Amidst the challenges faced by traditional restaurant stocks, Toast, a technology company serving the restaurant industry, stands out as a positive performer.
Lou asks, "Toast seems to be benefiting from all trends. Is this something that can continue, Rachel, for the foreseeable future?" (17:23)
Rachel Warren responds affirmatively, detailing Toast's impressive growth trajectory. She points out that in Q2, Toast added a record 8,500 net new locations and expanded its services beyond restaurants to include retail businesses, convenience stores, and grocery stores. Additionally, strategic partnerships with major players like Applebee's and American Express bolster Toast's market position. Rachel concludes, "There's a lot of good going on for Toast right now." (18:15)
Travis Hoyam, however, expresses skepticism about the long-term appeal of Toast. He views it as a commoditized business within the fintech space, lacking the margin opportunities found in other fintech companies. Despite recognizing Toast's current success, Travis remains cautious about its future growth potential, stating, "I fail to see the investor excitement about this. I feel like they're a winner here, but it's a pretty blah business once it levels off from early-stage growth." (19:39)
As the episode wraps up, the hosts discuss potential investment opportunities within the beleaguered restaurant sector.
Rachel Warren voices her bullish stance on Cava, appreciating its discounted stock price and robust business fundamentals despite recent setbacks. She states, "I'm still really bullish on that business. If anything, I'm intrigued by the fact that it's trading at a discount right now." (20:18)
Travis Hoyam remains hesitant to buy Cava immediately but acknowledges its improved valuation compared to Chipotle.

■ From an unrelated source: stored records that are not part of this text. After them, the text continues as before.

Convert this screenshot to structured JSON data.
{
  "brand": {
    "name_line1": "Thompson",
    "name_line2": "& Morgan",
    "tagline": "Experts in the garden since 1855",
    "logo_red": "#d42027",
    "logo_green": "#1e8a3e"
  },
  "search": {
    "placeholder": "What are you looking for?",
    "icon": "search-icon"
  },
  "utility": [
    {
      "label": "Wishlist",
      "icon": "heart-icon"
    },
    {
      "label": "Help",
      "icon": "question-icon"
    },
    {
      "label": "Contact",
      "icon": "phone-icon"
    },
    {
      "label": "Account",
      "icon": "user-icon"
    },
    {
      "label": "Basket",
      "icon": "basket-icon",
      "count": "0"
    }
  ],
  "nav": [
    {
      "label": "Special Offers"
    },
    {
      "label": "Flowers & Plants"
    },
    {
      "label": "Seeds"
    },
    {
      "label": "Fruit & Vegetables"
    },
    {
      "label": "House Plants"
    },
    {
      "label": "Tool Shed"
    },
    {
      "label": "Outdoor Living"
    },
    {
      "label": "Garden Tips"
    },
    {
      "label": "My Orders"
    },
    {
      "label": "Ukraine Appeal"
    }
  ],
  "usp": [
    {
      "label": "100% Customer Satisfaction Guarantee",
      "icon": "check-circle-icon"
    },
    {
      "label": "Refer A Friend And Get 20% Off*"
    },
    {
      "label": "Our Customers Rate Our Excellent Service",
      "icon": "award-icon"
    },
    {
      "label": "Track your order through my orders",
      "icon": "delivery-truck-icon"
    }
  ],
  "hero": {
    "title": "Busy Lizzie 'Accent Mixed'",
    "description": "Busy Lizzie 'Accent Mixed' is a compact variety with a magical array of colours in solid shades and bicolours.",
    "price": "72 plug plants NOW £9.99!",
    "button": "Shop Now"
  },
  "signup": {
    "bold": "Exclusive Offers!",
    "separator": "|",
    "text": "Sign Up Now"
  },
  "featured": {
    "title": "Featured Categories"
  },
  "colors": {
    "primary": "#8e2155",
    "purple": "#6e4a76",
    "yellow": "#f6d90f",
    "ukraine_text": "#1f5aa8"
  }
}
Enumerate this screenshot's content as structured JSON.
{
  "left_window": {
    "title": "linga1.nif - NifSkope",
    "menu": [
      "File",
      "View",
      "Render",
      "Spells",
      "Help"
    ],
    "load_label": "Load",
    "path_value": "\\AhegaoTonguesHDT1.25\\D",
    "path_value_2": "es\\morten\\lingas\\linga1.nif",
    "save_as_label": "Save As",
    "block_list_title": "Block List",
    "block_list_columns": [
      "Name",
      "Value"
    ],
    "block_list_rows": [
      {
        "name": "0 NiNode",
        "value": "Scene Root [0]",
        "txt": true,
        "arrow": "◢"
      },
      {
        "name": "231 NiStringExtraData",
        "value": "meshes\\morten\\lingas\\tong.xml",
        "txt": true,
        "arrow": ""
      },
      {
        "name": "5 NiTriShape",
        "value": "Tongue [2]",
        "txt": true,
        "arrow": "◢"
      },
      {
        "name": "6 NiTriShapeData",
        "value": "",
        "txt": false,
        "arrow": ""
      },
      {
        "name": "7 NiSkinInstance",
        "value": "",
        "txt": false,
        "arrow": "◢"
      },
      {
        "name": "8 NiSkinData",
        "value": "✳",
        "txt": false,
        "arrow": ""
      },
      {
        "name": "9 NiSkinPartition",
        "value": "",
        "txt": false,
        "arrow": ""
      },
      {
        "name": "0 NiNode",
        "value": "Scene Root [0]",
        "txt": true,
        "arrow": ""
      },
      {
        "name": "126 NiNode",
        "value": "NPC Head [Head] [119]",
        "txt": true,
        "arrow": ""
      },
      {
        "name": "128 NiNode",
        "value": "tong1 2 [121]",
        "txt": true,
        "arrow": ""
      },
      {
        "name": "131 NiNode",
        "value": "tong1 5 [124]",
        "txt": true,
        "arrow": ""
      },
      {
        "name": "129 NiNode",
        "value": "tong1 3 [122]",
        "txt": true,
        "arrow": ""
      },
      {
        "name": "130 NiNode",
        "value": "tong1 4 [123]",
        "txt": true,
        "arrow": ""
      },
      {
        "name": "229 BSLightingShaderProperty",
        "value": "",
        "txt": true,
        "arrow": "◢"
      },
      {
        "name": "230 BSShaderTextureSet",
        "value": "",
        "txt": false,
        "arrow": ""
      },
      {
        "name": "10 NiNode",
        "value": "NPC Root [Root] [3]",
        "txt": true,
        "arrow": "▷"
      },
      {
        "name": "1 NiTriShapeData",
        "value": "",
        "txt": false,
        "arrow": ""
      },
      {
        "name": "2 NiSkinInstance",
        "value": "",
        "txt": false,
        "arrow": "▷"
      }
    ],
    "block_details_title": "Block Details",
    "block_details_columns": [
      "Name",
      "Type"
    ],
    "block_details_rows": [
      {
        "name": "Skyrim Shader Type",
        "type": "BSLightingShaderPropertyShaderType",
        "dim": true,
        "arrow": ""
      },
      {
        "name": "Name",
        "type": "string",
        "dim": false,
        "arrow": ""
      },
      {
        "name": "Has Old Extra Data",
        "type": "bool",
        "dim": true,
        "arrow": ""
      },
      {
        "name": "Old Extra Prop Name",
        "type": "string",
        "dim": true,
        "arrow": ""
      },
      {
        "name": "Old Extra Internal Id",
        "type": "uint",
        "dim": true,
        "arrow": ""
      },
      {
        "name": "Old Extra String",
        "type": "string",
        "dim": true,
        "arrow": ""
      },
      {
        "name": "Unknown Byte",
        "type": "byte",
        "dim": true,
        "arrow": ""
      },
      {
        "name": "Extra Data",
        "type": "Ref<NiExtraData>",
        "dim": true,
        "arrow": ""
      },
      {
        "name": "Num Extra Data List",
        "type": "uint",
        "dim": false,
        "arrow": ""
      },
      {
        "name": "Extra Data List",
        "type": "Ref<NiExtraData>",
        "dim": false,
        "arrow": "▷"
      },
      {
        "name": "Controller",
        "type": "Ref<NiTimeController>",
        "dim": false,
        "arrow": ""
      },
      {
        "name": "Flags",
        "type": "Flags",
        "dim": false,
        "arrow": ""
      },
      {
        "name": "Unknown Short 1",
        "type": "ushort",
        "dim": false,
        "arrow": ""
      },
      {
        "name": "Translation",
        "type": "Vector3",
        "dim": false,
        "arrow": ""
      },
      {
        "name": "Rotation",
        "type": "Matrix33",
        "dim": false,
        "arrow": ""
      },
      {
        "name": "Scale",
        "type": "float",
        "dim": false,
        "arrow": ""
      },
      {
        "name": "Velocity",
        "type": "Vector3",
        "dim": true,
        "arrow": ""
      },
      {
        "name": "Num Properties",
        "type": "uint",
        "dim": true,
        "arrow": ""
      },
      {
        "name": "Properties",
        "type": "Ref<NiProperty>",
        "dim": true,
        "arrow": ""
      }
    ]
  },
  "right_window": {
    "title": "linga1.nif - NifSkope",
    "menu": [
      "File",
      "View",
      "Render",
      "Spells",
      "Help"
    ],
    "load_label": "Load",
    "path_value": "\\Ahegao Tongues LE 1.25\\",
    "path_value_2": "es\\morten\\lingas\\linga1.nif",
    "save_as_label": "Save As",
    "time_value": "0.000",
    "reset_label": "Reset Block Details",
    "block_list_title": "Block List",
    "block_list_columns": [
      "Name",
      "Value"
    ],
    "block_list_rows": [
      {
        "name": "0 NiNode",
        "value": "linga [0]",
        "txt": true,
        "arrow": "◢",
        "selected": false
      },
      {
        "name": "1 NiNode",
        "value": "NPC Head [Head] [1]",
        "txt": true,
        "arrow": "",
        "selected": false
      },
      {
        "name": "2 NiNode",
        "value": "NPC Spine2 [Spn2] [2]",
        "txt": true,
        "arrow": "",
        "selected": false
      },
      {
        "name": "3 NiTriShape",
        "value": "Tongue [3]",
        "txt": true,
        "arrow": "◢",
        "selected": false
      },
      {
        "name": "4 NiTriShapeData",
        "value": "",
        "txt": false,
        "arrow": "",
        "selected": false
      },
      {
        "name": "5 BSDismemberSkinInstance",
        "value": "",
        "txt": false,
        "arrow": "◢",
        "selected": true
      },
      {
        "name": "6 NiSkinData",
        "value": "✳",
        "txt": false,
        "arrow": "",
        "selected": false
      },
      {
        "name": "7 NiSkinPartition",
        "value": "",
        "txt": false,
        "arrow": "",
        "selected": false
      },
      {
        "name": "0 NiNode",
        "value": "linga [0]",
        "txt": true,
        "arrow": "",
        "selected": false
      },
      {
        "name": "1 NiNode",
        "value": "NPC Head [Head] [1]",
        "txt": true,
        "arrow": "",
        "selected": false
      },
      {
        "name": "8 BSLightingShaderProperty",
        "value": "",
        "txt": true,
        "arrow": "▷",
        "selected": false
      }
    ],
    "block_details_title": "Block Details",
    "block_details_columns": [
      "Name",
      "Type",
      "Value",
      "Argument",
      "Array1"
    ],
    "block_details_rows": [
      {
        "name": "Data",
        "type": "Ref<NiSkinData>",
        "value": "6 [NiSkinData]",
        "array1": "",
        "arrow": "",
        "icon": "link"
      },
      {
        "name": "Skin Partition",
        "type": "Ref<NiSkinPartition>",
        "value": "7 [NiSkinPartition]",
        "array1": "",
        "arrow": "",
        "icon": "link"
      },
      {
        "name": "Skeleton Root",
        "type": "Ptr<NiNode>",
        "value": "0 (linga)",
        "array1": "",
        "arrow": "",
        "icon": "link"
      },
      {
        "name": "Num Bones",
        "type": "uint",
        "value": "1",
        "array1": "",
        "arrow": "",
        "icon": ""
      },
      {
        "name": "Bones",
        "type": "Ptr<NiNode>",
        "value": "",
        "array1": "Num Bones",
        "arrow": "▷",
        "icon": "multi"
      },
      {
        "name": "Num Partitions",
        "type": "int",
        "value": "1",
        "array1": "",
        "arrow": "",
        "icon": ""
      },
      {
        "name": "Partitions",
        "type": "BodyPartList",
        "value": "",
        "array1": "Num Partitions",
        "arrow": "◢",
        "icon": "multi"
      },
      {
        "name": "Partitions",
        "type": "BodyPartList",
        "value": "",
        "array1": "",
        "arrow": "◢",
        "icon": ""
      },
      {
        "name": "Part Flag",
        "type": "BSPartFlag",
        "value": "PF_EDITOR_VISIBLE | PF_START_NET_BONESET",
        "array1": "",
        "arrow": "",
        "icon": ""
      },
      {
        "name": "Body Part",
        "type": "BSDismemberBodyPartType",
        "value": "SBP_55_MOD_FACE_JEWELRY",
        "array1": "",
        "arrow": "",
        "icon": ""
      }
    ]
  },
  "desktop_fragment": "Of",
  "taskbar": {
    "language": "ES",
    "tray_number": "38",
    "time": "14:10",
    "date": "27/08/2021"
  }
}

He suggests considering established names like Brinker or Darden for investment instead. (20:29)
Lou Whiteman expresses a desire to invest in Toast, especially if its stock continues to decline, highlighting it as a potential buy despite reservations about its long-term prospects. (20:47)
The episode concludes with a cautionary note, reminding listeners not to base their investment decisions solely on podcast discussions. The Motley Fool team emphasizes that personal financial decisions should consider individual circumstances and professional advice.
Travis Hoyam signs off, encouraging listeners to stay informed and engaged with future episodes of Motley Fool Money for ongoing financial insights.
This comprehensive discussion sheds light on the multifaceted challenges facing restaurant stocks in 2025, from macroeconomic pressures and shifting consumer preferences to leadership changes and technological disruptions. Investors are encouraged to consider these factors carefully when evaluating opportunities within the restaurant sector.